Arrears blogging: November 16 -- Ungovernable

I've remarked before about the similarities between Richard Henry Dana's description of the Mexican-run California of the 1830s and the current version that I live in, and in today's reading, the parallels continue to be downright eerie :
In their domestic relations, these people are no better than in their public. The men are thriftless, proud, and extravagant, and very much given to gaming; and the women have but little education, and a good deal of beauty, and their morality, of course, is none of the best.
I kid; we're no worse here than they are anywhere else (the evidence of this site notwithstanding). In a way, this chapter is but an early example of people from back East disapproving of California for its unmitigated pleasantness. And Dana is from Boston, which makes it a perfect example also:
In the hands of an enterprising people, what a country this might be! we are ready to say. Yet how long would a people remain so, in such a country? The Americans (as those from the United States are called) and Englishmen, who are fast filling up the principal towns, and getting the trade into their hands, are indeed more industrious and effective than the Spaniards; yet their children are brought up Spaniards, in every respect, and if the “California fever” (laziness) spares the first generation, it always attacks the second.
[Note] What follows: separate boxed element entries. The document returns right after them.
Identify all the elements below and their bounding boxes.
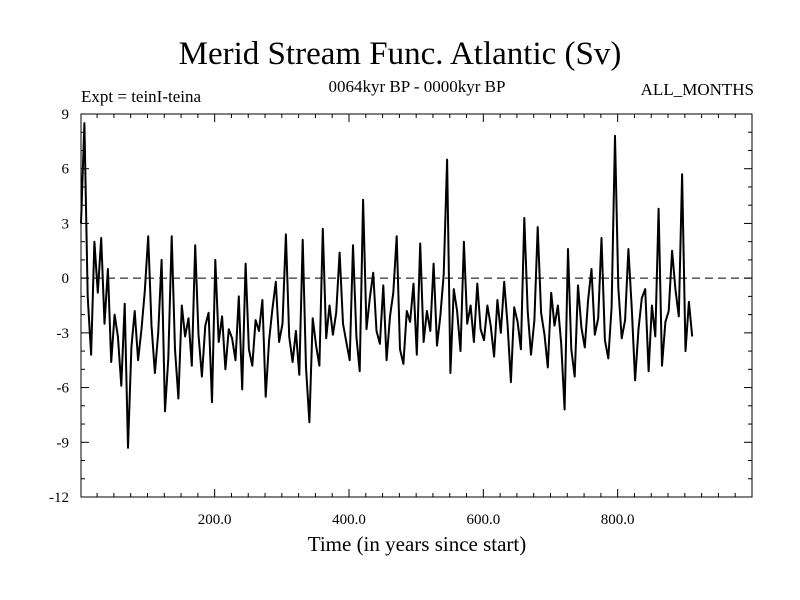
months-label: ALL_MONTHS: [640, 80, 754, 99]
x-axis-label: Time (in years since start): [308, 532, 527, 556]
y-tick-label: 6: [62, 162, 70, 178]
y-tick-label: 0: [62, 271, 70, 287]
x-axis: 200.0 400.0 600.0 800.0: [96, 114, 736, 528]
chart-subtitle: 0064kyr BP - 0000kyr BP: [328, 77, 506, 96]
y-tick-label: -12: [49, 490, 69, 506]
x-tick-label: 400.0: [332, 512, 366, 528]
x-tick-label: 600.0: [466, 512, 500, 528]
y-tick-label: -6: [57, 381, 70, 397]
x-tick-label: 800.0: [601, 512, 635, 528]
y-tick-label: -9: [57, 435, 70, 451]
series-line: [80, 122, 694, 449]
x-tick-label: 200.0: [198, 512, 232, 528]
y-tick-label: -3: [57, 326, 70, 342]
chart-title: Merid Stream Func. Atlantic (Sv): [178, 36, 622, 72]
y-tick-label: 9: [62, 107, 70, 123]
y-tick-label: 3: [62, 216, 70, 232]
y-axis: 9 6 3 0 -3 -6 -9 -12: [49, 107, 752, 506]
experiment-label: Expt = teinI-teina: [81, 87, 202, 106]
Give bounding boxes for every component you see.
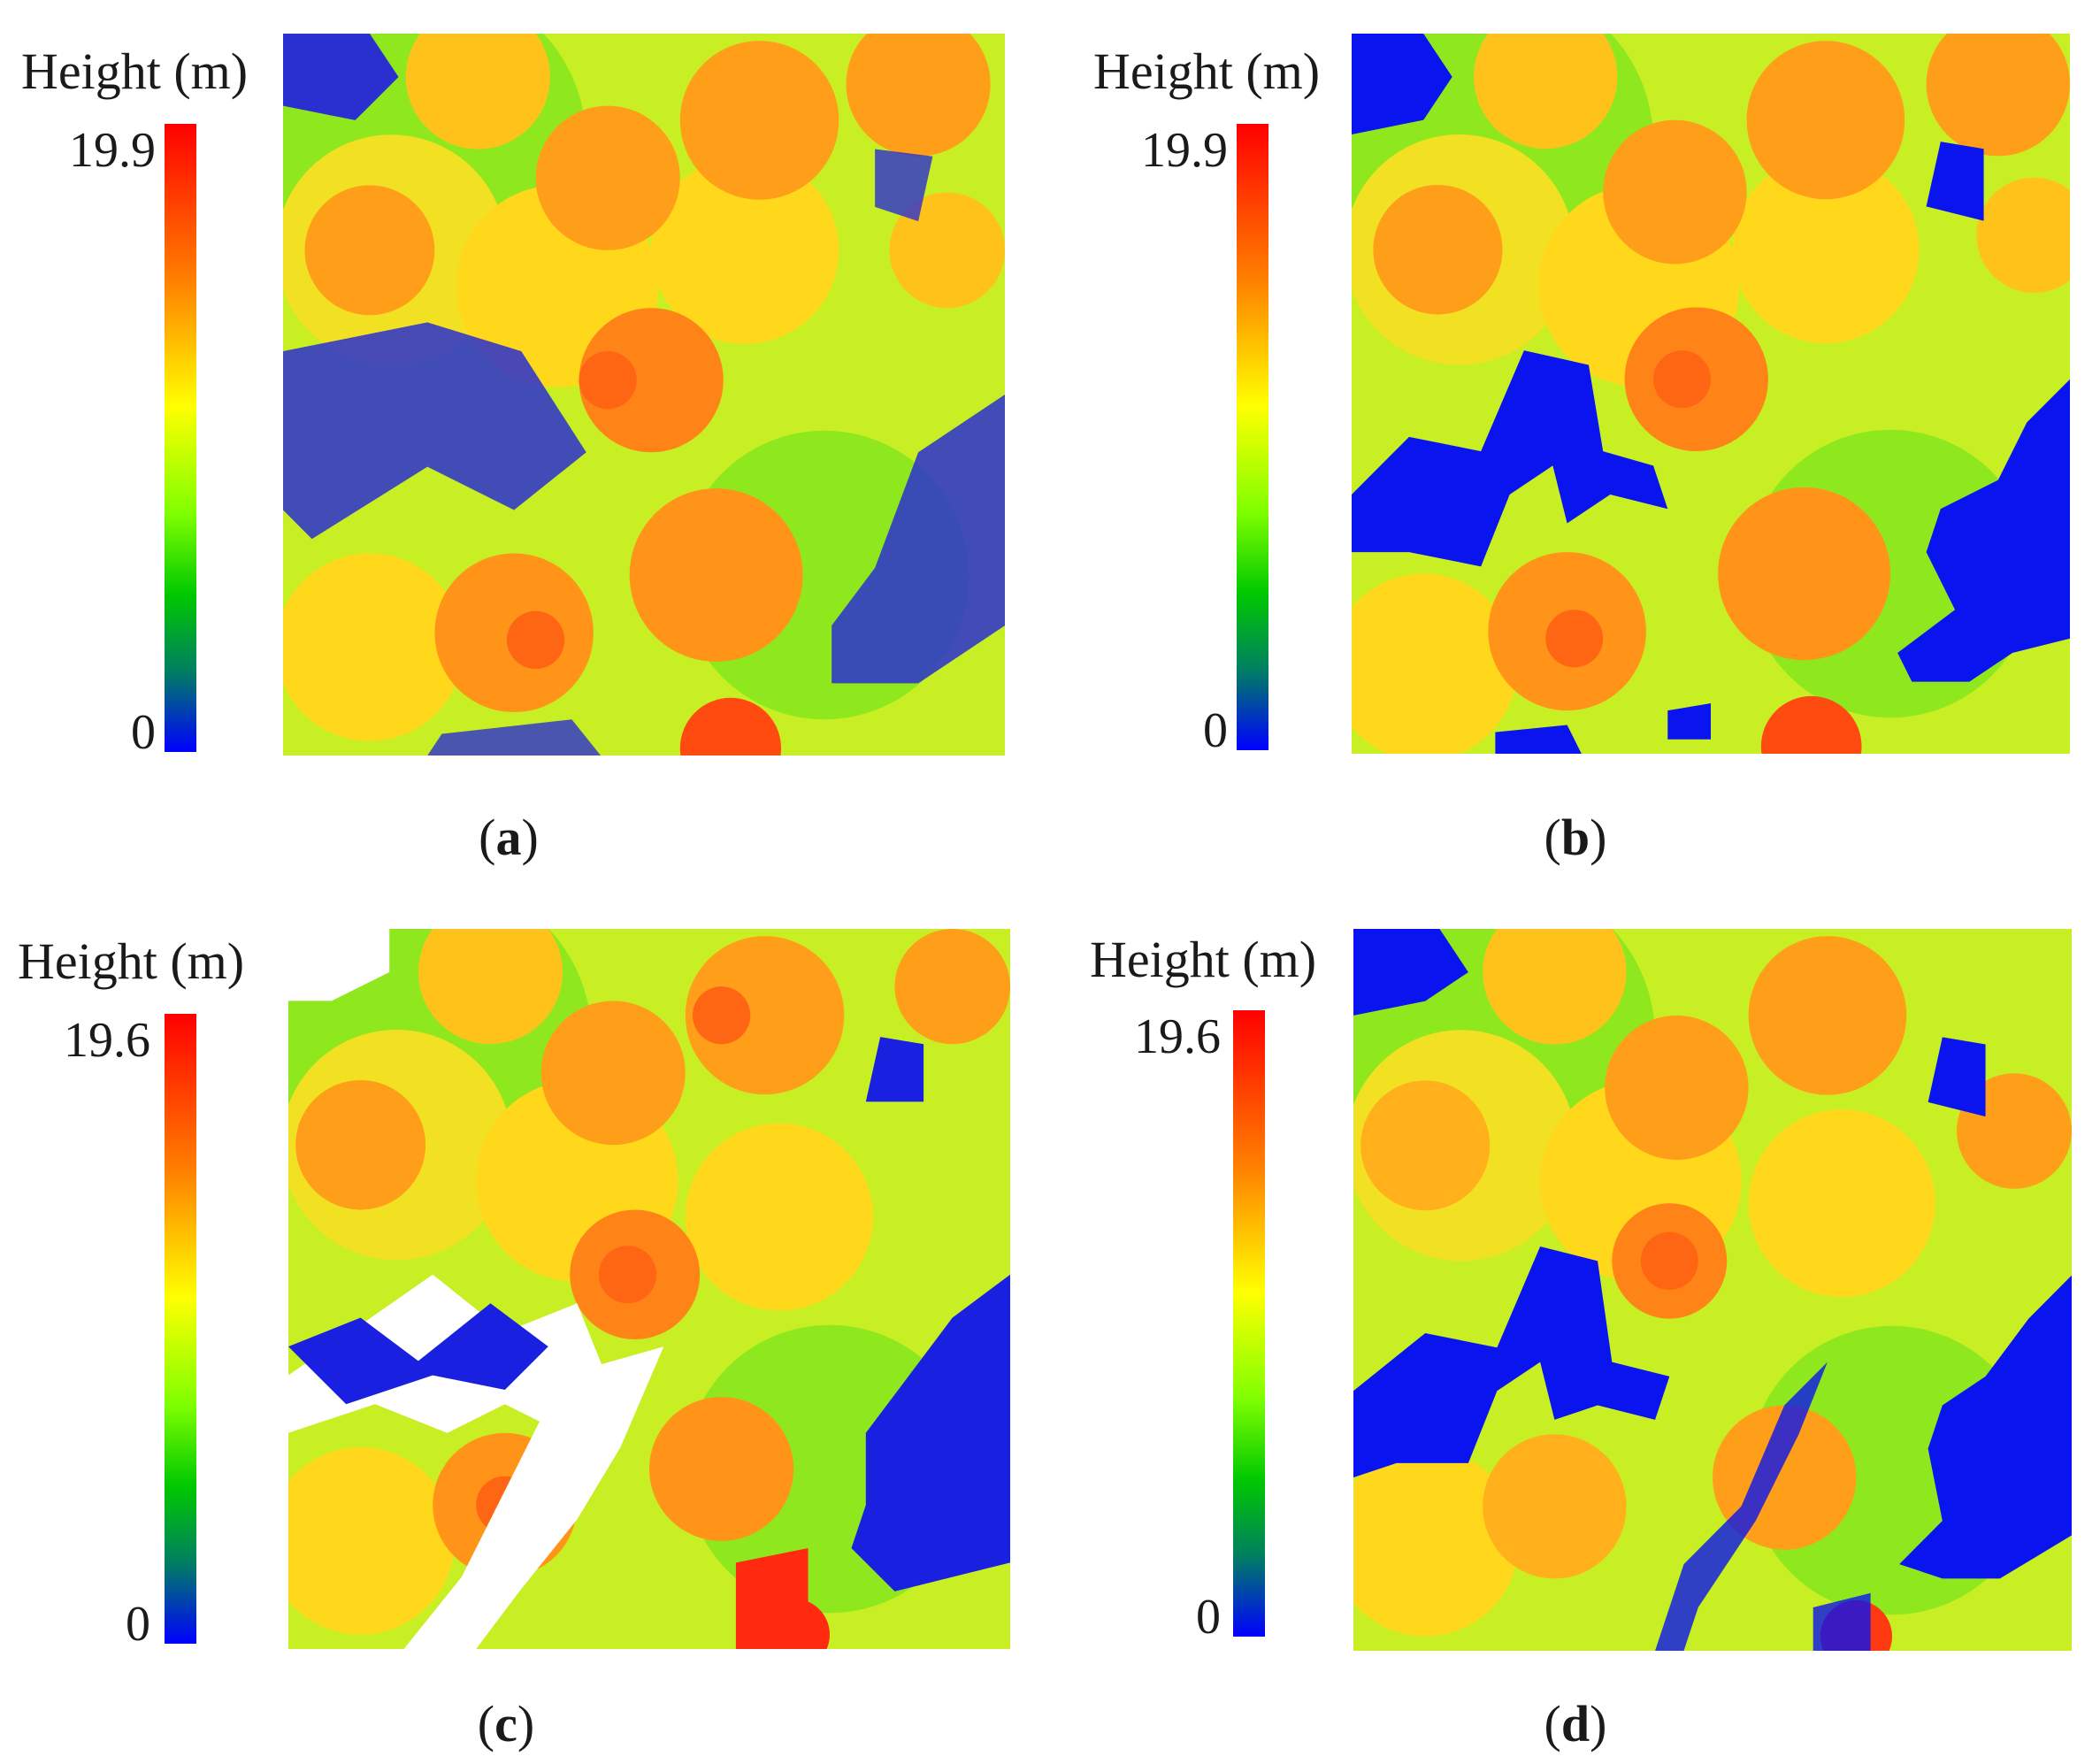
height-colorbar (1237, 124, 1268, 750)
legend-title: Height (m) (1093, 42, 1321, 100)
canopy-height-map (288, 929, 1010, 1649)
legend-title: Height (m) (18, 932, 245, 990)
legend-title: Height (m) (1090, 931, 1317, 988)
height-colorbar (165, 124, 196, 752)
canopy-height-map (283, 34, 1005, 755)
canopy-height-map (1352, 34, 2070, 754)
colorbar-min-label: 0 (1203, 703, 1228, 758)
colorbar-max-label: 19.6 (1134, 1009, 1221, 1064)
height-colorbar (165, 1014, 196, 1644)
colorbar-max-label: 19.9 (1141, 123, 1228, 178)
panel-caption: (c) (477, 1695, 535, 1752)
panel-caption: (b) (1544, 809, 1607, 866)
legend-title: Height (m) (21, 42, 249, 100)
panel-caption: (a) (479, 809, 539, 866)
colorbar-max-label: 19.9 (69, 123, 156, 178)
height-colorbar (1233, 1010, 1265, 1637)
panel-caption: (d) (1544, 1695, 1607, 1752)
colorbar-min-label: 0 (1196, 1590, 1221, 1645)
colorbar-max-label: 19.6 (64, 1013, 150, 1068)
colorbar-min-label: 0 (131, 705, 156, 760)
colorbar-min-label: 0 (126, 1597, 150, 1652)
canopy-height-map (1353, 929, 2072, 1651)
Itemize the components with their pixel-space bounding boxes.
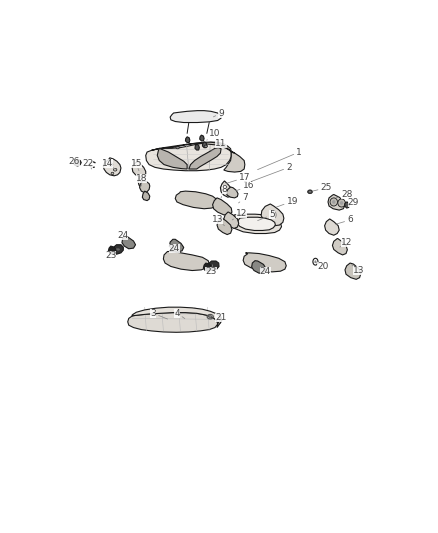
Polygon shape <box>195 144 199 150</box>
Polygon shape <box>332 239 347 255</box>
Text: 26: 26 <box>69 157 80 166</box>
Ellipse shape <box>204 145 208 148</box>
Ellipse shape <box>307 190 312 193</box>
Text: 6: 6 <box>336 215 353 224</box>
Polygon shape <box>152 142 235 153</box>
Text: 10: 10 <box>207 129 220 140</box>
Polygon shape <box>231 214 282 233</box>
Ellipse shape <box>176 147 179 149</box>
Polygon shape <box>217 317 222 328</box>
Polygon shape <box>132 307 222 324</box>
Text: 21: 21 <box>212 313 227 322</box>
Polygon shape <box>189 148 221 169</box>
Polygon shape <box>217 218 232 235</box>
Text: 18: 18 <box>135 174 147 186</box>
Ellipse shape <box>209 316 212 318</box>
Polygon shape <box>103 158 121 176</box>
Text: 24: 24 <box>169 242 180 253</box>
Ellipse shape <box>340 201 343 205</box>
Ellipse shape <box>338 199 345 207</box>
Polygon shape <box>212 198 232 215</box>
Text: 19: 19 <box>276 197 298 207</box>
Ellipse shape <box>332 200 336 204</box>
Text: 13: 13 <box>352 265 364 276</box>
Polygon shape <box>202 142 207 148</box>
Text: 12: 12 <box>340 238 352 247</box>
Polygon shape <box>345 202 350 208</box>
Ellipse shape <box>309 191 311 192</box>
Polygon shape <box>243 253 286 272</box>
Polygon shape <box>163 252 209 271</box>
Text: 9: 9 <box>213 109 224 117</box>
Polygon shape <box>208 261 219 271</box>
Text: 23: 23 <box>105 249 117 260</box>
Polygon shape <box>328 195 345 210</box>
Polygon shape <box>157 148 187 169</box>
Polygon shape <box>251 261 266 273</box>
Text: 24: 24 <box>257 266 271 277</box>
Text: 24: 24 <box>117 231 128 240</box>
Polygon shape <box>132 161 146 177</box>
Polygon shape <box>220 181 233 197</box>
Text: 11: 11 <box>212 139 227 151</box>
Text: 25: 25 <box>313 183 332 192</box>
Text: 7: 7 <box>239 193 248 203</box>
Text: 2: 2 <box>251 163 292 182</box>
Polygon shape <box>74 159 81 166</box>
Text: 5: 5 <box>258 211 275 221</box>
Polygon shape <box>200 135 204 141</box>
Polygon shape <box>138 177 143 188</box>
Ellipse shape <box>117 248 120 251</box>
Ellipse shape <box>314 260 317 263</box>
Polygon shape <box>113 245 124 254</box>
Ellipse shape <box>111 172 114 175</box>
Polygon shape <box>224 152 245 172</box>
Ellipse shape <box>330 198 338 206</box>
Text: 29: 29 <box>346 198 359 207</box>
Polygon shape <box>146 142 231 171</box>
Polygon shape <box>261 204 284 225</box>
Text: 8: 8 <box>221 185 227 198</box>
Ellipse shape <box>113 168 117 171</box>
Polygon shape <box>203 263 212 271</box>
Polygon shape <box>128 313 218 332</box>
Text: 20: 20 <box>315 262 328 271</box>
Polygon shape <box>108 246 116 254</box>
Text: 1: 1 <box>258 148 302 169</box>
Polygon shape <box>224 212 239 229</box>
Text: 12: 12 <box>232 208 247 220</box>
Polygon shape <box>345 263 361 279</box>
Polygon shape <box>170 239 184 252</box>
Polygon shape <box>140 181 150 193</box>
Text: 3: 3 <box>150 309 168 319</box>
Text: 15: 15 <box>131 159 142 171</box>
Polygon shape <box>175 191 218 209</box>
Polygon shape <box>170 111 221 123</box>
Text: 23: 23 <box>205 265 216 277</box>
Polygon shape <box>185 137 190 142</box>
Text: 4: 4 <box>174 309 185 319</box>
Polygon shape <box>238 217 276 230</box>
Ellipse shape <box>109 163 113 166</box>
Text: 13: 13 <box>212 215 224 225</box>
Text: 28: 28 <box>336 190 352 199</box>
Polygon shape <box>142 191 150 200</box>
Polygon shape <box>325 219 339 235</box>
Text: 14: 14 <box>102 159 115 169</box>
Text: 17: 17 <box>226 173 251 183</box>
Polygon shape <box>226 187 238 198</box>
Text: 22: 22 <box>82 159 93 169</box>
Text: 16: 16 <box>236 182 254 191</box>
Polygon shape <box>122 236 135 249</box>
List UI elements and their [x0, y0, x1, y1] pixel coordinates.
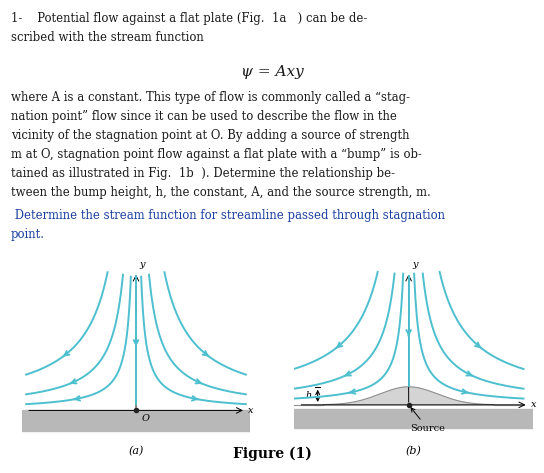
Text: point.: point.: [11, 228, 45, 240]
Text: (b): (b): [405, 446, 422, 456]
Text: y: y: [139, 261, 145, 270]
Text: ψ = Axy: ψ = Axy: [240, 65, 304, 79]
Text: (a): (a): [128, 446, 144, 456]
Text: where A is a constant. This type of flow is commonly called a “stag-: where A is a constant. This type of flow…: [11, 91, 410, 104]
Text: Figure (1): Figure (1): [233, 447, 311, 461]
Text: tween the bump height, h, the constant, A, and the source strength, m.: tween the bump height, h, the constant, …: [11, 186, 431, 199]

He doesn't like our laid-back ways and our Mexicans, which would actually make him a good caller on KFI talk radio.

But while censorious disapproval is the native song of the Yankee liberal, and so easy to make fun of, it doesn't necessarily mean they're wrong; Dana takes pains to point out how miserable the Indians have it:
When a crime has been committed by Indians, justice, or rather vengeance, is not so tardy. One Sunday afternoon, while I was at San Diego, an Indian was sitting on his horse, when another, with whom he had had some difficulty, came up to him, drew a long knife, and plunged it directly into the horse’s heart. ...The poor fellow was seized at once, clapped into the calabozo, and kept there until an answer could be received from Monterey. A few weeks afterwards, I saw the poor wretch, sitting on the bare ground, in front of the calabozo, with his feet chained to a stake, and handcuffs about his wrists. I knew there was very little hope for him. Although the deed was done in hot blood, the horse on which he was sitting being his own, and a great favorite, yet he was an Indian, and that was enough. In about a week after I saw him, I heard that he had been shot. These few instances will serve to give one a notion of the distribution of justice in California.
Nowadays there would also be a proposition on the ballot about this -- perhaps advocating that the corpse get life imprisonment or something -- misleading ads cluttering your TV and radio and mailbox and answering machine. So you see, there is more industriousness in California than there used to be.